The play in three acts written by Ada Colau to hold on to the mayorship of Barcelona is about to reach its conclusion. Although she won't be able to breath free until this Saturday when the result of the vote in the city council is announced, and she needs to get 21 votes, Colau has made her last move to come out victorious: she's pulled up her sleeves so that BComú supporters will vote for her as mayor in a government with PSC (and the support of Manuel Valls, which she always hides), in preference to an executive headed by Ernest Maragall, the winner of the election, and with BComú keeping 50% of the government positions for itself. The play which started with shutting out Maragall with the excuse that he was going to put the city at the service of the independence movement and continued with an offer for a three-way government between ERC and PSC, which was nothing more than playing to the gallery, since the latter party was never going to accept it, has seen its final act in the defence of the mayorship to its membership as something normal and natural and hiding that Valls has wormed himself, literally, all the way in.

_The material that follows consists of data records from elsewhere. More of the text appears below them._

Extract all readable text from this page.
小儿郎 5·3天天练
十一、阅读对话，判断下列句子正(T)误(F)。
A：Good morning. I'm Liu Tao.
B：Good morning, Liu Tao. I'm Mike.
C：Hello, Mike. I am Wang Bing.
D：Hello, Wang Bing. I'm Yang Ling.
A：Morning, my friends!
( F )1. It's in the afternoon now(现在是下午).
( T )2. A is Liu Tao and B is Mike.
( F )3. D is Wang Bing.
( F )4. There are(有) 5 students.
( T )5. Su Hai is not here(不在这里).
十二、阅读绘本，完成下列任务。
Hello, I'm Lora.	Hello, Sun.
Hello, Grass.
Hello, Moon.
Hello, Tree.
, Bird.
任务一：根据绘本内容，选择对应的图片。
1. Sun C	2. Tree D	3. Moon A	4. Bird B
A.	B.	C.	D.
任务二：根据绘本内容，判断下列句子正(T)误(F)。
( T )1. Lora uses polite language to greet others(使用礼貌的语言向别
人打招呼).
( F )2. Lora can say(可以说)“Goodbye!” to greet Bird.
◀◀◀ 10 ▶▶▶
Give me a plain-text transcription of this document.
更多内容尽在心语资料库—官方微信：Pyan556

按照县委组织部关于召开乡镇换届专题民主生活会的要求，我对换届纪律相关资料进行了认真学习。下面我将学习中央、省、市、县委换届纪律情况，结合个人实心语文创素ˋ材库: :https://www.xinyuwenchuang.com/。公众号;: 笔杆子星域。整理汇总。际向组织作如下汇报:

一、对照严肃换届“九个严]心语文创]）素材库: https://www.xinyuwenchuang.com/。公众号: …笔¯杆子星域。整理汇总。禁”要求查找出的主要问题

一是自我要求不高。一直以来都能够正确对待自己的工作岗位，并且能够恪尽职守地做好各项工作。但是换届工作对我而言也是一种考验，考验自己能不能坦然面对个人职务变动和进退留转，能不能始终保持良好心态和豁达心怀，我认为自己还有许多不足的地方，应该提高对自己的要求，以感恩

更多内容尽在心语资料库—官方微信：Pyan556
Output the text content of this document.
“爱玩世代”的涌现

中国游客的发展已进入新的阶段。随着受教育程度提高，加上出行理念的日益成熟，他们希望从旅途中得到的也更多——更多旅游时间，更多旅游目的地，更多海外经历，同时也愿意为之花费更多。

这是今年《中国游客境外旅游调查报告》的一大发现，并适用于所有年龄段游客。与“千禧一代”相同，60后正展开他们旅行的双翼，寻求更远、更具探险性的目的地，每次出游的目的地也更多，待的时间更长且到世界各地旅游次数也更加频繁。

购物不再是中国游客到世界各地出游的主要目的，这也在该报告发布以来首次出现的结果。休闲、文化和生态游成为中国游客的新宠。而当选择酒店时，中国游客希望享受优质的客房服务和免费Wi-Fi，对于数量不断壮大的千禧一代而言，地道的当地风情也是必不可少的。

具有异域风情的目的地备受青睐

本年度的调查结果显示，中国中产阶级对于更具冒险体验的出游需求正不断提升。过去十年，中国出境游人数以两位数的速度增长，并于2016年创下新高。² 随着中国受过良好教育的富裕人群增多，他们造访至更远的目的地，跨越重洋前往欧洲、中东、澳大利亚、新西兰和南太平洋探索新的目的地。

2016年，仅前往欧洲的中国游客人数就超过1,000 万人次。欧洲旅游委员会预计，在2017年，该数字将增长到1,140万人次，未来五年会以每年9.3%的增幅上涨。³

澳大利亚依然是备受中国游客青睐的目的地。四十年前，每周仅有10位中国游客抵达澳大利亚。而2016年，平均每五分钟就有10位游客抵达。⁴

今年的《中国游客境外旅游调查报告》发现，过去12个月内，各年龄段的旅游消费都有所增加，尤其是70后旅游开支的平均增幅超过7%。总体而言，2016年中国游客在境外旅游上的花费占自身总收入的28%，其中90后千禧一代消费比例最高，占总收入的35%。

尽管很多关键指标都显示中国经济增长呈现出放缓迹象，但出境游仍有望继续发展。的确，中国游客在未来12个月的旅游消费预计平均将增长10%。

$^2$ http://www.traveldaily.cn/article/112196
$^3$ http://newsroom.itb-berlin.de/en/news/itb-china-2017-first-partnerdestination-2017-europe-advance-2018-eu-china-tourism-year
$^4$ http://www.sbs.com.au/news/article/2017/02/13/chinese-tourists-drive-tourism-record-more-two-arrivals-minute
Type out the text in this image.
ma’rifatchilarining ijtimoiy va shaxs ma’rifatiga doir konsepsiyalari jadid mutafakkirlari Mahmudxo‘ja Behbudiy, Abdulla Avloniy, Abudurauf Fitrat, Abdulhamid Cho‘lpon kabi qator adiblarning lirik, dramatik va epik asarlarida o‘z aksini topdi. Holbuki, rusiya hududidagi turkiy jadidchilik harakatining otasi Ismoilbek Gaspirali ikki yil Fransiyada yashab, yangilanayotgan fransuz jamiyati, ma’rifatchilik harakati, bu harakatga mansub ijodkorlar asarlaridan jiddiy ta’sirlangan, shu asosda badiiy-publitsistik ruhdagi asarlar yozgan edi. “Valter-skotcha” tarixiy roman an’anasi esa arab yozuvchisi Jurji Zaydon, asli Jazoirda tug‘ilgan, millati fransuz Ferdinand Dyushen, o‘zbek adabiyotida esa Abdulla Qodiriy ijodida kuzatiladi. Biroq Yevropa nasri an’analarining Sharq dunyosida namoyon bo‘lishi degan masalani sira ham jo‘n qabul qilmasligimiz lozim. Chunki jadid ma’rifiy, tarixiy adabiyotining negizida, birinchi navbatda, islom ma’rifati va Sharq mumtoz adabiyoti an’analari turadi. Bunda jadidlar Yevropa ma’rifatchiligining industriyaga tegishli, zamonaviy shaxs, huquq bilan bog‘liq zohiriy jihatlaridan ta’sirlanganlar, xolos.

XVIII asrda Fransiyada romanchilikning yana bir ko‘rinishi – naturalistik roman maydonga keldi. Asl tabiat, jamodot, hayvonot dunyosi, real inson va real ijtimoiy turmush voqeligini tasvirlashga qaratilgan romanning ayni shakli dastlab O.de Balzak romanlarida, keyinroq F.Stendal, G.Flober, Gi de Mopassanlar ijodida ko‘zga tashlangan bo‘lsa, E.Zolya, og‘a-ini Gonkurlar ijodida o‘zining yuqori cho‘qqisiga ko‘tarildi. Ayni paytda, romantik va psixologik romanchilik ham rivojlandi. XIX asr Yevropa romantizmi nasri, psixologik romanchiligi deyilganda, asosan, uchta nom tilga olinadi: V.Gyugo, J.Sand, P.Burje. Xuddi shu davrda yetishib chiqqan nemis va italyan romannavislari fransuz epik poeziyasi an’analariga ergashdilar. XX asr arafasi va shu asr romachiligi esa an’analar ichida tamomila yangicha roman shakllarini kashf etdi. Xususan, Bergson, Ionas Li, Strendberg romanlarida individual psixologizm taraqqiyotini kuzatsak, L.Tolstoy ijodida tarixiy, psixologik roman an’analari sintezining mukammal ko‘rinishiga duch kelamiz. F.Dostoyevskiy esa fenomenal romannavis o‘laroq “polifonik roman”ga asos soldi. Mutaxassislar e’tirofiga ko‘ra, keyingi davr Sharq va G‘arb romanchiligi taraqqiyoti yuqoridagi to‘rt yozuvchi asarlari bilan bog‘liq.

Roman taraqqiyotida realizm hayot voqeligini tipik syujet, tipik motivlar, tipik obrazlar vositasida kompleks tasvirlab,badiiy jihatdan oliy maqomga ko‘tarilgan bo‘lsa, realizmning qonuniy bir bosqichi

In the current political world, politicians are often victims more of what they say than what they do. The contortions to get what they want can be infinite. But then their words are repeated time and time again. Time doesn't pass for them. From this Thursday, we'll have to save her proclamation of why she was presenting her candidacy for reelection: "We don't have to renounce three votes gifted [to us], without conditions and which we haven't gone looking for". Those are the votes from Valls, from Ciudadanos, precisely the same day we've learnt that the Andalusian government (of PP, Cs and Vox) will set aside 100,000 euros to attack the Catalan government's policy of linguistic immersion in schools. Moving close to Ciudadanos has these effects: it's very difficult to come out of it unblemished when the fan of hate is switched on.
Votes gifted, without conditions and which she hasn't gone looking for. If one of the three things she gave as irrefutable facts weren't true, she should resign immediately. But the thing is, in due course, when they fight, we'll find out they were all lies. They weren't gifted to her, they've paid a tariff and they went to look for them. Ernest Maragall said in the last few hours that, in his negotiations with Colau, everyone showed their true colours. ERC's candidate for mayor isn't right about that. It's been some time since the mayor of Barcelona showed she's not up to the task of the office she holds and that her political principles don't come ahead of her personal interest. She's not the only one to have done so, nor will she be the last, but there are some lessons she won't now be able to give them.